A study presented at the 2023 International Congress of Parkinson’s Disease and Movement Disorders demonstrated the potential of a machine learning (ML) approach to predict gait dysfunction in people with Parkinson disease (PD). The study specifically determined that the multilayer perceptron (MLP) ML approach performed best in analyzing diffusion tensor imaging (DTI) of multi-spectral diffusion weighted imaging (DWI) to predict gait dysfunction in people with PD based on white matter.
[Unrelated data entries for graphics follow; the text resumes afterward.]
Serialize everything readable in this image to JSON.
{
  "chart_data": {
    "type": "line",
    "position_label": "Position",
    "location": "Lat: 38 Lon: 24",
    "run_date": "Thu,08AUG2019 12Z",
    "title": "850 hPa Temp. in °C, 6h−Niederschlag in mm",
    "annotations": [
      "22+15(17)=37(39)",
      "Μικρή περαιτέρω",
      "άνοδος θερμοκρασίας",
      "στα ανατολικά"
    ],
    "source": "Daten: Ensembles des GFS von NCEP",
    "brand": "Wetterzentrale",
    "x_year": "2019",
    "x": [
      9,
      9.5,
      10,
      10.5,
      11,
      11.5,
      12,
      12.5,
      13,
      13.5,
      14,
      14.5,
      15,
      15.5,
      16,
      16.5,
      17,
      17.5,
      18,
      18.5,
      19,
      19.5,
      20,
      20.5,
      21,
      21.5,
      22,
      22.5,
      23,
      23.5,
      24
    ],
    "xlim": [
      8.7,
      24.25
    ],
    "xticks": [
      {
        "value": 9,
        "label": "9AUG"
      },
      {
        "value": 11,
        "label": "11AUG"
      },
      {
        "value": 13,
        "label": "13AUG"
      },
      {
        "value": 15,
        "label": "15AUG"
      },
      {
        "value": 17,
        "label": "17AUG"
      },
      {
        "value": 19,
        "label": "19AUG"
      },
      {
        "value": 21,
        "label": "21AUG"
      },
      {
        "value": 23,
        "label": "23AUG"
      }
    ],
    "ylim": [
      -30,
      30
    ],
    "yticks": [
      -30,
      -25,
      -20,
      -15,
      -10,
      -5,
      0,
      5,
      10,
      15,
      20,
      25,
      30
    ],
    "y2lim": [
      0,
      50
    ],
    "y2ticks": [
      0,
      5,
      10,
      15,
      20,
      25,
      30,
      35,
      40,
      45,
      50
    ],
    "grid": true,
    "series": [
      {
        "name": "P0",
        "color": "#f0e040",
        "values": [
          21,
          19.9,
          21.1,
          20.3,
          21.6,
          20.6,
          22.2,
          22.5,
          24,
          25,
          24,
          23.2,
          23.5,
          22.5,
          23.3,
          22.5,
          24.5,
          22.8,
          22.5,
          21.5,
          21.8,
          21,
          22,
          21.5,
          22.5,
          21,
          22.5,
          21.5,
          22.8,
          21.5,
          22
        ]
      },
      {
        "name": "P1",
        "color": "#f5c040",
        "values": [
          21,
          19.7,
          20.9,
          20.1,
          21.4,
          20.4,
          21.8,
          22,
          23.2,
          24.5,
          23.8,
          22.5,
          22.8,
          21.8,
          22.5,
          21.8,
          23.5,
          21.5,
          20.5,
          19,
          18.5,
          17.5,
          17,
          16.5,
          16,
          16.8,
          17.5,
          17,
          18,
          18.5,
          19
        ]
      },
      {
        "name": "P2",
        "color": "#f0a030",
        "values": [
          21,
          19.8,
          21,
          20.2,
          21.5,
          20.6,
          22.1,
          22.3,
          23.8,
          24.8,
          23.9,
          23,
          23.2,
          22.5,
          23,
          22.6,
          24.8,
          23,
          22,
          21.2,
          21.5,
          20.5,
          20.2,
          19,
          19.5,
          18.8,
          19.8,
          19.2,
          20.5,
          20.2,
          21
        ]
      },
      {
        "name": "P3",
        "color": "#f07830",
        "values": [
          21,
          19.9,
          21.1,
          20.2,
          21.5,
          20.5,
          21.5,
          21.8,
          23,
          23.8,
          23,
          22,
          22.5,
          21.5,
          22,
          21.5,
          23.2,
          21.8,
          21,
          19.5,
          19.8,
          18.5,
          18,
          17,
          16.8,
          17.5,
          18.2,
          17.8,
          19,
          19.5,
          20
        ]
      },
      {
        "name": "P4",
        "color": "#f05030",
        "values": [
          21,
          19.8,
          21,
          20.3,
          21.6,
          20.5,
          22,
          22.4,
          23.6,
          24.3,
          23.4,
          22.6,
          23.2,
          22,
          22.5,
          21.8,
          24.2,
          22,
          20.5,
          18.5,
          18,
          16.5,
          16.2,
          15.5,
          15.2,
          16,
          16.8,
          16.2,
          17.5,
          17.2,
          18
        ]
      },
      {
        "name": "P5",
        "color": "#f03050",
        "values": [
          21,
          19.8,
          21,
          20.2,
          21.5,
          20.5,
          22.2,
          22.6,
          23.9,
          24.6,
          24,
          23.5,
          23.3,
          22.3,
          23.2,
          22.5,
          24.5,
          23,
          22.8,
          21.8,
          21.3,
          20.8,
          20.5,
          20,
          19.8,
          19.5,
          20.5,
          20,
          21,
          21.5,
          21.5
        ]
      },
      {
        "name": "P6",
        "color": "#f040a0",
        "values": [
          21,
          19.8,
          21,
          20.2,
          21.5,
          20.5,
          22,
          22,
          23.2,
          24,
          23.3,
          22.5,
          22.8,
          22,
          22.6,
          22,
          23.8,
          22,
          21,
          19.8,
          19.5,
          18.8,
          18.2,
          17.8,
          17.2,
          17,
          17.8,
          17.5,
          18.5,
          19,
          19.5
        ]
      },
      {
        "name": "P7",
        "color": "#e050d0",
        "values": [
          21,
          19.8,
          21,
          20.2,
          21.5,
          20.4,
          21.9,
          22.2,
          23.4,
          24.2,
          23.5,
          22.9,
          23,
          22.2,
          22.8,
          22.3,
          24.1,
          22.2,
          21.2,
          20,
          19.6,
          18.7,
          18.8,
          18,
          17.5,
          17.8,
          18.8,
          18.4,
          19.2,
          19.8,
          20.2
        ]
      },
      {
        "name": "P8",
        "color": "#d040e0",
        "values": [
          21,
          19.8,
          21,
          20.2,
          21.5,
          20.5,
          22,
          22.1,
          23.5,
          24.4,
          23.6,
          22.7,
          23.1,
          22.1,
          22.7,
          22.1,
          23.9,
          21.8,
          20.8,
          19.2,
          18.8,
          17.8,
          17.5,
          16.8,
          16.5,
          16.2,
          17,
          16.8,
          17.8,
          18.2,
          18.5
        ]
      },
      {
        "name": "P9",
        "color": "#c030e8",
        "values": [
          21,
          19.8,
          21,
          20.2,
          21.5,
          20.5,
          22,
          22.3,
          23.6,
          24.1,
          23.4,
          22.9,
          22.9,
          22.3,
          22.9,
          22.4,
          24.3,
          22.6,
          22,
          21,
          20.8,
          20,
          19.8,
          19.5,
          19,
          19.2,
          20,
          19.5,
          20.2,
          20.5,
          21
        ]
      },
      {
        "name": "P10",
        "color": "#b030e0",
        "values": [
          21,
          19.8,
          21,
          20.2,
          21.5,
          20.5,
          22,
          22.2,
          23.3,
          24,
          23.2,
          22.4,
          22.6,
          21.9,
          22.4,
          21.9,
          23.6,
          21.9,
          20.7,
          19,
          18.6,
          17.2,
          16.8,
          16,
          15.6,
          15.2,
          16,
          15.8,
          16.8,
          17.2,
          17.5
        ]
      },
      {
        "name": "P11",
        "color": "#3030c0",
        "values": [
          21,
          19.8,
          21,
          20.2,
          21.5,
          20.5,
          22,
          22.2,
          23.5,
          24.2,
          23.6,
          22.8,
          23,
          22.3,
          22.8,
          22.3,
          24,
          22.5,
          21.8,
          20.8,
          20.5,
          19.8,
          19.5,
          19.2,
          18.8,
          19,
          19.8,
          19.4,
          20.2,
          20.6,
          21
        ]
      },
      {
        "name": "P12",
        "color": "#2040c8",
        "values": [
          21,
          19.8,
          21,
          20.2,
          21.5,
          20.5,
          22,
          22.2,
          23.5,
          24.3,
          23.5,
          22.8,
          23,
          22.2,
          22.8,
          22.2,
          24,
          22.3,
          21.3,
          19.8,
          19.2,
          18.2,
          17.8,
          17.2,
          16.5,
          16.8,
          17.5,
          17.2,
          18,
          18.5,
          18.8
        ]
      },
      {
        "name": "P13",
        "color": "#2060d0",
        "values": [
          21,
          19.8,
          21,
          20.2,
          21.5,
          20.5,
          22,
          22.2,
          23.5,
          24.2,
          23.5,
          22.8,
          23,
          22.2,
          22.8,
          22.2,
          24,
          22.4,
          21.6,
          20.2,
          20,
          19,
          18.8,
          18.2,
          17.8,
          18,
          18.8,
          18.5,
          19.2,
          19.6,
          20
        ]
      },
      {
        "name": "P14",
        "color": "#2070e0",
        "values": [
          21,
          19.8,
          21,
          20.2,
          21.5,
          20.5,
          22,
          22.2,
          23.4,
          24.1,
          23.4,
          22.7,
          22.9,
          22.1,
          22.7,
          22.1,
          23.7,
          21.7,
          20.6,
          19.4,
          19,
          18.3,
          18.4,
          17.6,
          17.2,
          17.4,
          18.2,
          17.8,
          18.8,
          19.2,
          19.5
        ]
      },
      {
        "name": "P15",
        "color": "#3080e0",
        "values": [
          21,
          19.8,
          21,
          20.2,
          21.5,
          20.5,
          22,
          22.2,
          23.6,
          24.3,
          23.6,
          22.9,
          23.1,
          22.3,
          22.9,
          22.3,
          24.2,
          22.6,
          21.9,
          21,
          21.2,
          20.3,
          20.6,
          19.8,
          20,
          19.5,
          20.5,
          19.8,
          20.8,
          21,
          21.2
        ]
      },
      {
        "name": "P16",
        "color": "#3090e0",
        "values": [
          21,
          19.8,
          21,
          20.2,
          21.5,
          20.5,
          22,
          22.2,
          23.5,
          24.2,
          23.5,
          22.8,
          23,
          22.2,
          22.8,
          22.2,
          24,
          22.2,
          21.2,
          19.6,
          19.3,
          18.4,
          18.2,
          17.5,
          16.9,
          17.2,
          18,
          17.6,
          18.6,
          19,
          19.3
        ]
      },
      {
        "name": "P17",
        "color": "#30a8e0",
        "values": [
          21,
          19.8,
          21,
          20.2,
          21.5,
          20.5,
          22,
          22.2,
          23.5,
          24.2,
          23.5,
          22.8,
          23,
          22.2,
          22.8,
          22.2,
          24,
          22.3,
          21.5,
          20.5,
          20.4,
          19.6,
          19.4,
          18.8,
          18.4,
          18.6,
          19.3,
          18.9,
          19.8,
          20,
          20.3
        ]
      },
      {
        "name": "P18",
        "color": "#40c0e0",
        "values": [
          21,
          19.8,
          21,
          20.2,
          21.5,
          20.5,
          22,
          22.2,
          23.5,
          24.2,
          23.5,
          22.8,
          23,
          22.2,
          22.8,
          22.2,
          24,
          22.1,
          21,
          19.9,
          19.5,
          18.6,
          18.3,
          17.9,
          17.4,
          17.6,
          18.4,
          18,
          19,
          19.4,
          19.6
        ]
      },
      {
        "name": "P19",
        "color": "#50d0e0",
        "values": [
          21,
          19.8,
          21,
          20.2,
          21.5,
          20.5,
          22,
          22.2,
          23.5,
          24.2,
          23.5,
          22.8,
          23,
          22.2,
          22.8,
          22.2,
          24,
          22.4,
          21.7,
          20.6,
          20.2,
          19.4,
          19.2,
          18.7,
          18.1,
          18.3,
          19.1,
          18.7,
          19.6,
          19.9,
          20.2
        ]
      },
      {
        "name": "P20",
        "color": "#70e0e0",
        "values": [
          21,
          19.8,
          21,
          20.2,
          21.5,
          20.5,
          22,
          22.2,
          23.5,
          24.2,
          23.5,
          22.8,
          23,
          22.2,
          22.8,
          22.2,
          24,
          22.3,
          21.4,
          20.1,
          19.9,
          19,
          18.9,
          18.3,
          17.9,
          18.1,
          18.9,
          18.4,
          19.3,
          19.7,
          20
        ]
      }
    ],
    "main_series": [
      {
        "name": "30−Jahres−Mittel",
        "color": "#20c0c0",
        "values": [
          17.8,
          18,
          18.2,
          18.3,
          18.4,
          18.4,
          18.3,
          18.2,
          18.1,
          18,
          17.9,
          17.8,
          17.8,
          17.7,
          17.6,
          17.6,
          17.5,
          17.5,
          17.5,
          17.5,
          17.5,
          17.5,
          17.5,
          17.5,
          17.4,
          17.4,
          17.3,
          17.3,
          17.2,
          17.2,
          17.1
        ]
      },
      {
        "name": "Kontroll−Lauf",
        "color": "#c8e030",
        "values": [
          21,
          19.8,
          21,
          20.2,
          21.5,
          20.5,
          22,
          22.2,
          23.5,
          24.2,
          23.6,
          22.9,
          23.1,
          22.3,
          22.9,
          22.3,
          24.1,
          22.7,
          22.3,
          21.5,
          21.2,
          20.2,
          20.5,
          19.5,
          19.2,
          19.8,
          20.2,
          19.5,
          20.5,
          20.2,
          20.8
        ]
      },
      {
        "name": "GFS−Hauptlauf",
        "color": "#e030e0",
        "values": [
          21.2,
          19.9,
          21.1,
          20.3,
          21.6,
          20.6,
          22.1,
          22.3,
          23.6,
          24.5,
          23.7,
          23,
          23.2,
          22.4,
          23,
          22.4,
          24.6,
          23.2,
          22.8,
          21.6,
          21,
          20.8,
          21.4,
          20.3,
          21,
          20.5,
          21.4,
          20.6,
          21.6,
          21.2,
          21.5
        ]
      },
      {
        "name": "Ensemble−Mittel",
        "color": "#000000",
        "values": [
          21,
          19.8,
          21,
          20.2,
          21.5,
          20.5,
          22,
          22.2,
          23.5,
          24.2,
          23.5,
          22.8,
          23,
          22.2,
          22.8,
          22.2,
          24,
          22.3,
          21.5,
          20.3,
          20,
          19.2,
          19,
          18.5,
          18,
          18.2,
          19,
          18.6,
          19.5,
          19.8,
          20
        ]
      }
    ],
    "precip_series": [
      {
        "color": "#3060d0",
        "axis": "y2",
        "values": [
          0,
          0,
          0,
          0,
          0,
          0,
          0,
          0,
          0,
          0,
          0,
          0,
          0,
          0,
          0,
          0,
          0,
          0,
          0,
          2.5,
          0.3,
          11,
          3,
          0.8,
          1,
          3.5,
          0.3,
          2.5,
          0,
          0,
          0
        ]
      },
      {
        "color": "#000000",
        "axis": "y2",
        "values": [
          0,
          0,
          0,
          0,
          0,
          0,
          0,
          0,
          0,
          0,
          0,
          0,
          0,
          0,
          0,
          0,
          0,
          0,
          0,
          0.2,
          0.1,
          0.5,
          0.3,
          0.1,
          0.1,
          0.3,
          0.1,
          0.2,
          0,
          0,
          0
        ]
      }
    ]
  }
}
Researchers developed a prediction model based on the Movement Disorder Society-Unified Parkinson’s Disease Rating Scale III (UPDRS III) using 7 quantitative DTI measures in a population of 43 PD participants. The study assessed the comparative effectiveness of multiple ML approaches when applied to 60 template regions of interest (ROIs). MLP with 5 hidden layers and rectified linear unit (ReLU) activation function yielded an area under the curve (AUC) of 0.78, demonstrating better performance in binary classification of gait dysfunction vs the linear discriminant analysis (LDA), random forest, gradient boosting machiens (GBM), and long short-term memory (LSTM) approaches.
“This study suggests that a machine learning approach of DTI analysis may have potential in predicting gait dysfunction in PD patients if confirmed by larger confirmative studies,” said Klaus Seppi, Director of the Department of Neurology at the Hospital Kufstein. “Moreover, future studies have to explore if this pattern changes with disease progression.”